Malattia genetica rara, la sindrome di Ehlers-Danlos registra oggi un incremento di casi: «Non sappiamo dire se ciò dipenda solo da diagnosi più precise», mi ha spiegato Alessandra Bassotti dell’Ambulatorio malattie rare del Policlinico di Milano, uno dei pochissimi in Italia che prendono in carico pazienti affetti da questa condizione. Me ne ha parlato a margine di un’intervista uscita sul numero di marzo di BenEssere a Gioia Di Biagio (foto di Ilaria Di Biagio, tratta dalla performance Io mi oro), giovane e poliedrica artista che ha fatto della patologia uno spunto di riflessione sulla fragilità umana. A giugno dello scorso anno Gioia è uscita in libreria con Come oro nelle crepe. Così ho imparato a rendere preziose le mie cicatrici (Mondadori) in cui ripercorre la sua vita attraverso, anche, le sue performance sul palco.

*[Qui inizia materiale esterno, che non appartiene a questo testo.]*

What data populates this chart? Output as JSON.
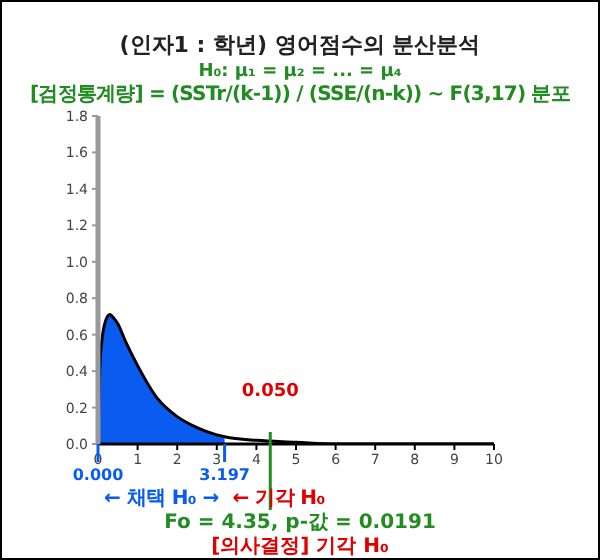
{
  "chart_data": {
    "type": "line",
    "title": "(인자1 : 학년) 영어점수의 분산분석",
    "subtitle": "H₀: μ₁ = μ₂ = ... = μ₄",
    "x": [
      0,
      0.05,
      0.1,
      0.2,
      0.3,
      0.4,
      0.5,
      0.7,
      1,
      1.5,
      2,
      2.5,
      3,
      3.197,
      4,
      5,
      6,
      7,
      8,
      9,
      10
    ],
    "series": [
      {
        "type": "area",
        "color": "#0a5cf0",
        "x": [
          0,
          0.05,
          0.1,
          0.2,
          0.3,
          0.4,
          0.5,
          0.7,
          1,
          1.5,
          2,
          2.5,
          3,
          3.197
        ],
        "values": [
          0,
          0.44,
          0.57,
          0.68,
          0.71,
          0.69,
          0.66,
          0.56,
          0.43,
          0.25,
          0.15,
          0.09,
          0.05,
          0.04
        ]
      },
      {
        "color": "#000000",
        "values": [
          0,
          0.44,
          0.57,
          0.68,
          0.71,
          0.69,
          0.66,
          0.56,
          0.43,
          0.25,
          0.15,
          0.09,
          0.05,
          0.04,
          0.02,
          0.01,
          0,
          0,
          0,
          0,
          0
        ]
      }
    ],
    "xlim": [
      0,
      10
    ],
    "xticks": [
      0,
      1,
      2,
      3,
      4,
      5,
      6,
      7,
      8,
      9,
      10
    ],
    "ylim": [
      0,
      1.8
    ],
    "yticks": [
      {
        "value": 0,
        "label": "0.0"
      },
      {
        "value": 0.2,
        "label": "0.2"
      },
      {
        "value": 0.4,
        "label": "0.4"
      },
      {
        "value": 0.6,
        "label": "0.6"
      },
      {
        "value": 0.8,
        "label": "0.8"
      },
      {
        "value": 1,
        "label": "1.0"
      },
      {
        "value": 1.2,
        "label": "1.2"
      },
      {
        "value": 1.4,
        "label": "1.4"
      },
      {
        "value": 1.6,
        "label": "1.6"
      },
      {
        "value": 1.8,
        "label": "1.8"
      }
    ],
    "ref_lines": [
      {
        "axis": "x",
        "value": 4.35,
        "label": "Fo = 4.35, p-값 = 0.0191",
        "color": "#228b22"
      }
    ],
    "annotations": [
      {
        "text": "0.000",
        "x": 0,
        "y": 0
      },
      {
        "text": "3.197",
        "x": 3.197,
        "y": 0
      },
      "[검정통계량] = (SSTr/(k-1)) / (SSE/(n-k)) ~ F(3,17) 분포",
      "← 채택 H₀ →",
      "← 기각 H₀",
      "0.050",
      "[의사결정] 기각 H₀"
    ],
    "grid": false,
    "legend": false,
    "marker": "none"
  }
}
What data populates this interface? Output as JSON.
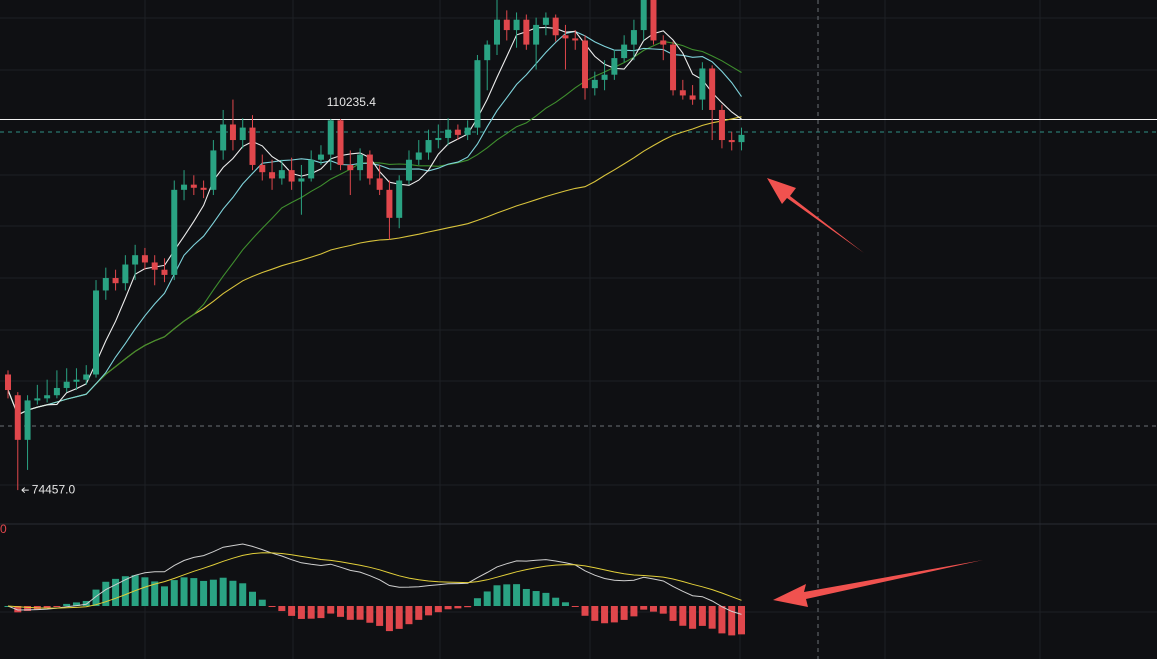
{
  "chart_data": {
    "type": "candlestick",
    "open": [
      85600,
      83600,
      79300,
      83100,
      83300,
      83600,
      84300,
      84900,
      85100,
      85600,
      93700,
      94900,
      94400,
      96200,
      97100,
      96400,
      95700,
      95200,
      103400,
      103900,
      103600,
      103400,
      107200,
      109700,
      108200,
      109400,
      105800,
      105100,
      104500,
      105300,
      104200,
      104500,
      106300,
      106800,
      110100,
      105800,
      105300,
      106800,
      104500,
      103400,
      100700,
      104300,
      106300,
      107000,
      108200,
      108400,
      109200,
      108700,
      109400,
      115900,
      117400,
      119800,
      118800,
      119800,
      117400,
      119300,
      120000,
      118300,
      118000,
      117800,
      113200,
      114000,
      114500,
      116100,
      117400,
      118800,
      122200,
      117800,
      117400,
      113000,
      112500,
      112100,
      115100,
      111100,
      108200,
      108000
    ],
    "high": [
      86000,
      83900,
      83600,
      84600,
      85100,
      86000,
      86200,
      86200,
      86500,
      94700,
      95900,
      95700,
      97100,
      98100,
      97800,
      97100,
      96800,
      104300,
      105300,
      104800,
      104300,
      108200,
      111100,
      112100,
      110300,
      110600,
      106800,
      106300,
      106300,
      106500,
      105800,
      107200,
      107700,
      110235.4,
      110235.4,
      107200,
      107400,
      107200,
      105800,
      104300,
      104800,
      107200,
      108200,
      109200,
      109700,
      110300,
      109700,
      110100,
      116400,
      117800,
      121700,
      120700,
      120500,
      120300,
      120000,
      120500,
      120300,
      119300,
      118800,
      118300,
      114800,
      115900,
      116900,
      118300,
      119800,
      122700,
      122700,
      118300,
      117700,
      114000,
      113500,
      115700,
      115400,
      111600,
      109000,
      109400
    ],
    "low": [
      83300,
      74457,
      76400,
      82700,
      82900,
      83300,
      83900,
      84100,
      84600,
      85300,
      92800,
      93700,
      93700,
      94700,
      95700,
      94200,
      94500,
      94700,
      102400,
      102900,
      102600,
      102900,
      106300,
      107200,
      107400,
      105300,
      104300,
      103400,
      103900,
      103400,
      101000,
      104200,
      105800,
      105300,
      105300,
      102900,
      104300,
      103900,
      102900,
      98600,
      99700,
      103900,
      105800,
      106300,
      107400,
      107700,
      108200,
      108200,
      108700,
      113000,
      116400,
      117800,
      117100,
      116900,
      115000,
      118300,
      117700,
      115000,
      116900,
      112100,
      112500,
      113000,
      114000,
      115700,
      115900,
      117800,
      117400,
      115900,
      112500,
      112100,
      111600,
      111100,
      108200,
      107400,
      107200,
      107200
    ],
    "close": [
      84100,
      79300,
      83100,
      83300,
      83600,
      84300,
      84900,
      85100,
      85600,
      93700,
      94900,
      94400,
      96200,
      97100,
      96400,
      95700,
      95200,
      103400,
      103900,
      103600,
      103400,
      107200,
      109700,
      108200,
      109400,
      105800,
      105100,
      104500,
      105300,
      104200,
      104500,
      106300,
      106800,
      110100,
      105800,
      105300,
      106800,
      104500,
      103400,
      100700,
      104300,
      106300,
      107000,
      108200,
      108400,
      109200,
      108700,
      109400,
      115900,
      117400,
      119800,
      118800,
      119800,
      117400,
      119300,
      120000,
      118300,
      118000,
      117800,
      113200,
      114000,
      114500,
      116100,
      117400,
      118800,
      122200,
      117800,
      117400,
      113000,
      112500,
      112100,
      115100,
      111100,
      108200,
      108000,
      108700
    ],
    "up_color": "#2aa383",
    "down_color": "#e0474c",
    "ylim": [
      71380,
      121700
    ],
    "ma": [
      {
        "period": 60,
        "color": "#d8c33c"
      },
      {
        "period": 20,
        "color": "#3f8f2e"
      },
      {
        "period": 10,
        "color": "#7fd3db"
      },
      {
        "period": 5,
        "color": "#ececec"
      }
    ],
    "macd": {
      "fast": 12,
      "slow": 26,
      "signal": 9,
      "dif_color": "#cfcfcf",
      "dea_color": "#e2cf3a"
    },
    "annotations": [
      {
        "at": 33,
        "text": "110235.4"
      },
      {
        "at": 1,
        "text": "74457.0"
      }
    ],
    "macd_label": "0"
  }
}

Chi è colpito dalla sindrome
La malattia colpisce indistintamente i due sessi e la possibilità che un solo genitore affetto la trasmetta al figlio è esattamente del 50 per cento. La più recente classificazione della sindrome conta 13 forme: «Ma l’80 per cento dei pazienti appartiene a quella classica e alla ipermobile mentre un 15 per cento alla più grave, quella vascolare», prosegue Bassotti. Se la prima delle due causa danni alla pelle, eccessivamente elastica o sottile, la seconda è caratterizzata da una mobilità esagerata delle articolazioni causa di lussazioni. «I pazienti possono andare incontro ogni giorno a numerosi traumi», prosegue il medico. Inoltre i soggetti vascolari sono a rischio di danni ai vasi sanguigni, che possono andare incontro a rotture e aneurismi, e agli organi interni.
Quali cause
«Alla base della patologia c’è un difetto nella sintesi del collagene, proteina fondamentale per pelle, articolazioni e vasi», dice il medico. La Ehlers-Danlos si può presentare quindi con sintomi diversificati: «L’invalidità è dunque variabile da soggetto a soggetto». La diagnosi avviene sulla base dei sintomi con il supporto dei test genetici utili per alcune forme. Le terapie invece mirano alla riduzione del dolore e alla prevenzione delle complicanze, come quelle vascolari. «Utili inoltre la fisioterapia e terapie sintomatiche», conclude Bassotti.